A monotonicity property of execution limits.
If the execution of a construct with a certain limit does not return an error (for exhausting the limit or other reason), neither does the execution of the same construct with a larger limit (and with the same computation state and function environment of course), and in addition it returns the same non-error outcome. This is a form of monotonicity, which maps the numeric order of limit to a (non-explicated) ordering of error vs. non-error outcomes.
This is proved by induction, but since there are two limits involved, the induction schema of the execution functions does not work here. We need one that involves two limits, tested and decremented ``in parallel'', in the same way as the execution functions do for one limit. Since some of the recursive calls of the execution functions take as arguments results of previous recursive calls, the induction schema with two limits needs to return the same results as the execution functions. So we define the mutually recursive clique exec-2limits to be exactly like the mutually recursive clique exec but with two limits, handled in parallel, instead of one.

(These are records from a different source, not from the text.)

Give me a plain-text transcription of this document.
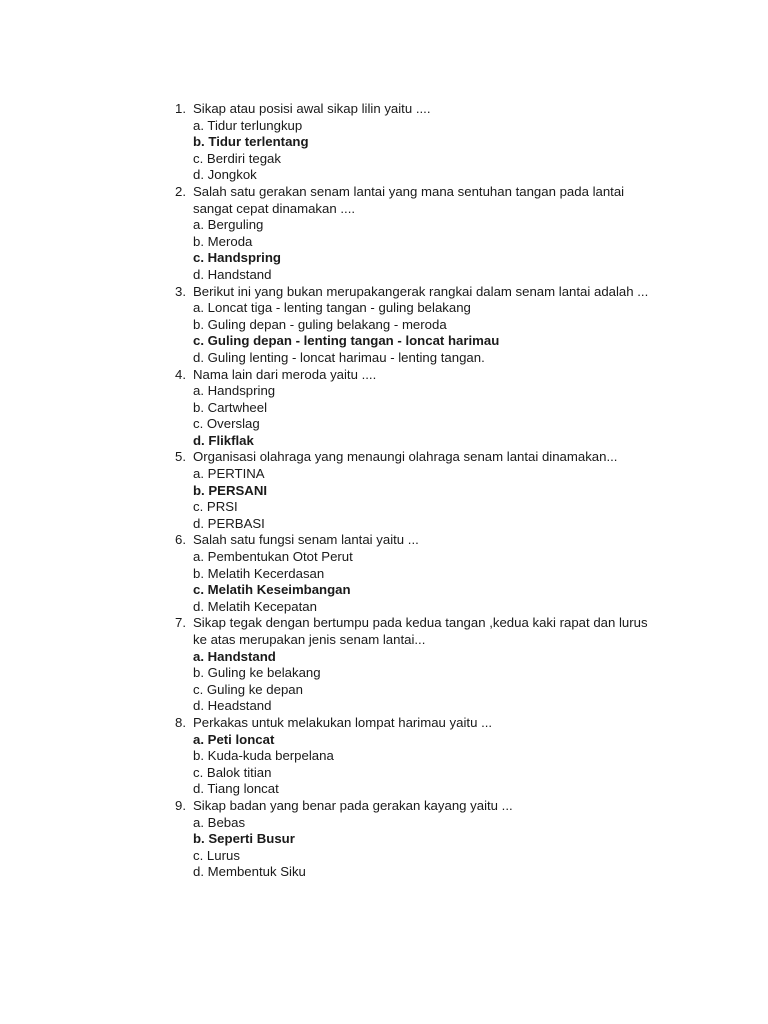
1. Sikap atau posisi awal sikap lilin yaitu ....
a. Tidur terlungkup
b. Tidur terlentang
c. Berdiri tegak
d. Jongkok
2. Salah satu gerakan senam lantai yang mana sentuhan tangan pada lantai sangat cepat dinamakan ....
a. Berguling
b. Meroda
c. Handspring
d. Handstand
3. Berikut ini yang bukan merupakangerak rangkai dalam senam lantai adalah ...
a. Loncat tiga - lenting tangan - guling belakang
b. Guling depan - guling belakang - meroda
c. Guling depan - lenting tangan - loncat harimau
d. Guling lenting - loncat harimau - lenting tangan.
4. Nama lain dari meroda yaitu ....
a. Handspring
b. Cartwheel
c. Overslag
d. Flikflak
5. Organisasi olahraga yang menaungi olahraga senam lantai dinamakan...
a. PERTINA
b. PERSANI
c. PRSI
d. PERBASI
6. Salah satu fungsi senam lantai yaitu ...
a. Pembentukan Otot Perut
b. Melatih Kecerdasan
c. Melatih Keseimbangan
d. Melatih Kecepatan
7. Sikap tegak dengan bertumpu pada kedua tangan ,kedua kaki rapat dan lurus ke atas merupakan jenis senam lantai...
a. Handstand
b. Guling ke belakang
c. Guling ke depan
d. Headstand
8. Perkakas untuk melakukan lompat harimau yaitu ...
a. Peti loncat
b. Kuda-kuda berpelana
c. Balok titian
d. Tiang loncat
9. Sikap badan yang benar pada gerakan kayang yaitu ...
a. Bebas
b. Seperti Busur
c. Lurus
d. Membentuk Siku
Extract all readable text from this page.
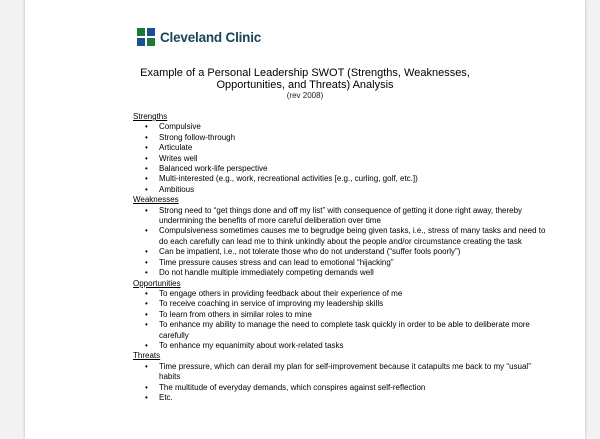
Cleveland Clinic
Example of a Personal Leadership SWOT (Strengths, Weaknesses,
Opportunities, and Threats) Analysis
(rev 2008)
Strengths
• Compulsive
• Strong follow-through
• Articulate
• Writes well
• Balanced work-life perspective
• Multi-interested (e.g., work, recreational activities [e.g., curling, golf, etc.])
• Ambitious
Weaknesses
• Strong need to “get things done and off my list” with consequence of getting it done right away, thereby undermining the benefits of more careful deliberation over time
• Compulsiveness sometimes causes me to begrudge being given tasks, i.e., stress of many tasks and need to do each carefully can lead me to think unkindly about the people and/or circumstance creating the task
• Can be impatient, i.e., not tolerate those who do not understand (“suffer fools poorly”)
• Time pressure causes stress and can lead to emotional “hijacking”
• Do not handle multiple immediately competing demands well
Opportunities
• To engage others in providing feedback about their experience of me
• To receive coaching in service of improving my leadership skills
• To learn from others in similar roles to mine
• To enhance my ability to manage the need to complete task quickly in order to be able to deliberate more carefully
• To enhance my equanimity about work-related tasks
Threats
• Time pressure, which can derail my plan for self-improvement because it catapults me back to my “usual” habits
• The multitude of everyday demands, which conspires against self-reflection
• Etc.
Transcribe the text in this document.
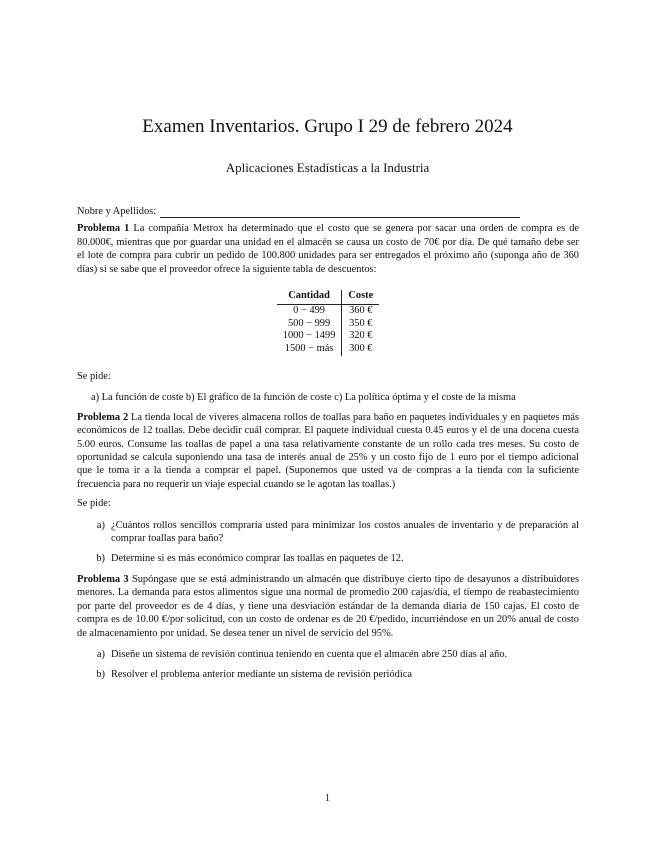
Examen Inventarios. Grupo I 29 de febrero 2024
Aplicaciones Estadísticas a la Industria
Nobre y Apellidos:

Problema 1 La compañía Metrox ha determinado que el costo que se genera por sacar una orden de compra es de 80.000€, mientras que por guardar una unidad en el almacén se causa un costo de 70€ por día. De qué tamaño debe ser el lote de compra para cubrir un pedido de 100.800 unidades para ser entregados el próximo año (suponga año de 360 días) si se sabe que el proveedor ofrece la siguiente tabla de descuentos:

Cantidad	Coste
0 − 499	360 €
500 − 999	350 €
1000 − 1499	320 €
1500 − más	300 €

Se pide:

a) La función de coste b) El gráfico de la función de coste c) La política óptima y el coste de la misma

Problema 2 La tienda local de víveres almacena rollos de toallas para baño en paquetes individuales y en paquetes más económicos de 12 toallas. Debe decidir cuál comprar. El paquete individual cuesta 0.45 euros y el de una docena cuesta 5.00 euros. Consume las toallas de papel a una tasa relativamente constante de un rollo cada tres meses. Su costo de oportunidad se calcula suponiendo una tasa de interés anual de 25% y un costo fijo de 1 euro por el tiempo adicional que le toma ir a la tienda a comprar el papel. (Suponemos que usted va de compras a la tienda con la suficiente frecuencia para no requerir un viaje especial cuando se le agotan las toallas.)

Se pide:

a) ¿Cuántos rollos sencillos compraría usted para minimizar los costos anuales de inventario y de preparación al comprar toallas para baño?
b) Determine si es más económico comprar las toallas en paquetes de 12.

Problema 3 Supóngase que se está administrando un almacén que distribuye cierto tipo de desayunos a distribuidores menores. La demanda para estos alimentos sigue una normal de promedio 200 cajas/día, el tiempo de reabastecimiento por parte del proveedor es de 4 días, y tiene una desviación estándar de la demanda diaria de 150 cajas. El costo de compra es de 10.00 €/por solicitud, con un costo de ordenar es de 20 €/pedido, incurriéndose en un 20% anual de costo de almacenamiento por unidad. Se desea tener un nivel de servicio del 95%.

a) Diseñe un sistema de revisión continua teniendo en cuenta que el almacén abre 250 días al año.
b) Resolver el problema anterior mediante un sistema de revisión periódica
1
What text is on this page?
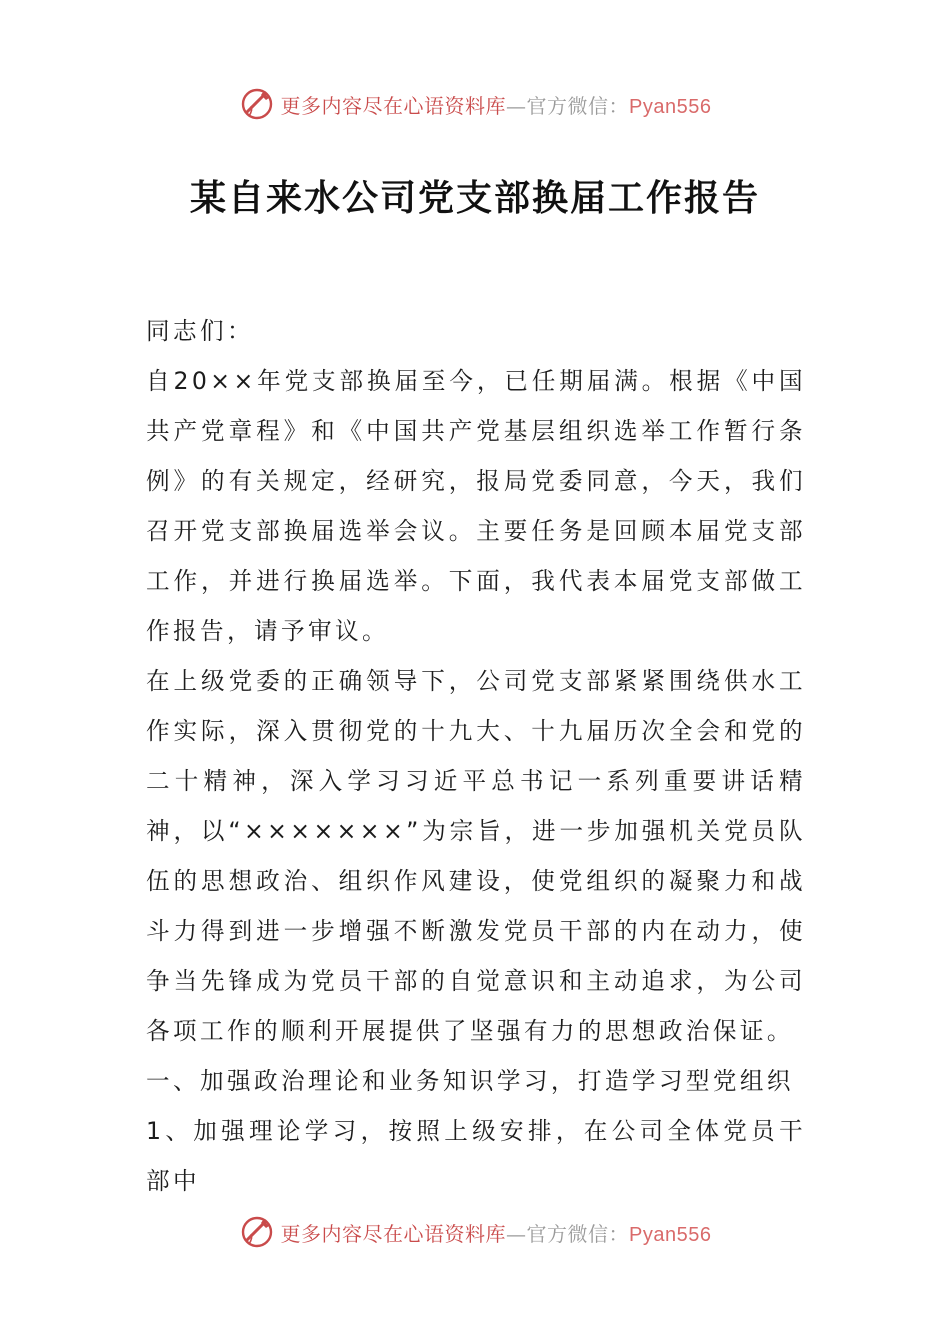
更多内容尽在心语资料库—官方微信：Pyan556
某自来水公司党支部换届工作报告

同志们：

自20××年党支部换届至今，已任期届满。根据《中国共产党章程》和《中国共产党基层组织选举工作暂行条例》的有关规定，经研究，报局党委同意，今天，我们召开党支部换届选举会议。主要任务是回顾本届党支部工作，并进行换届选举。下面，我代表本届党支部做工作报告，请予审议。

在上级党委的正确领导下，公司党支部紧紧围绕供水工作实际，深入贯彻党的十九大、十九届历次全会和党的二十精神，深入学习习近平总书记一系列重要讲话精神，以“×××××××”为宗旨，进一步加强机关党员队伍的思想政治、组织作风建设，使党组织的凝聚力和战斗力得到进一步增强不断激发党员干部的内在动力，使争当先锋成为党员干部的自觉意识和主动追求，为公司各项工作的顺利开展提供了坚强有力的思想政治保证。

一、加强政治理论和业务知识学习，打造学习型党组织

1、加强理论学习，按照上级安排，在公司全体党员干部中

更多内容尽在心语资料库—官方微信：Pyan556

Using the induction scheme defined by exec-2limits, we prove our desired theorems. But first, we need to prove that the execution functions with two limits return the same results as the normal execution functions, when one limits is the same as or larger than the other. This is because, in the proofs of our desired theorems, calls of the exec-2limits functions show up in subgoals, and thus we need to rewrite them away, to calls of the regular execution functions.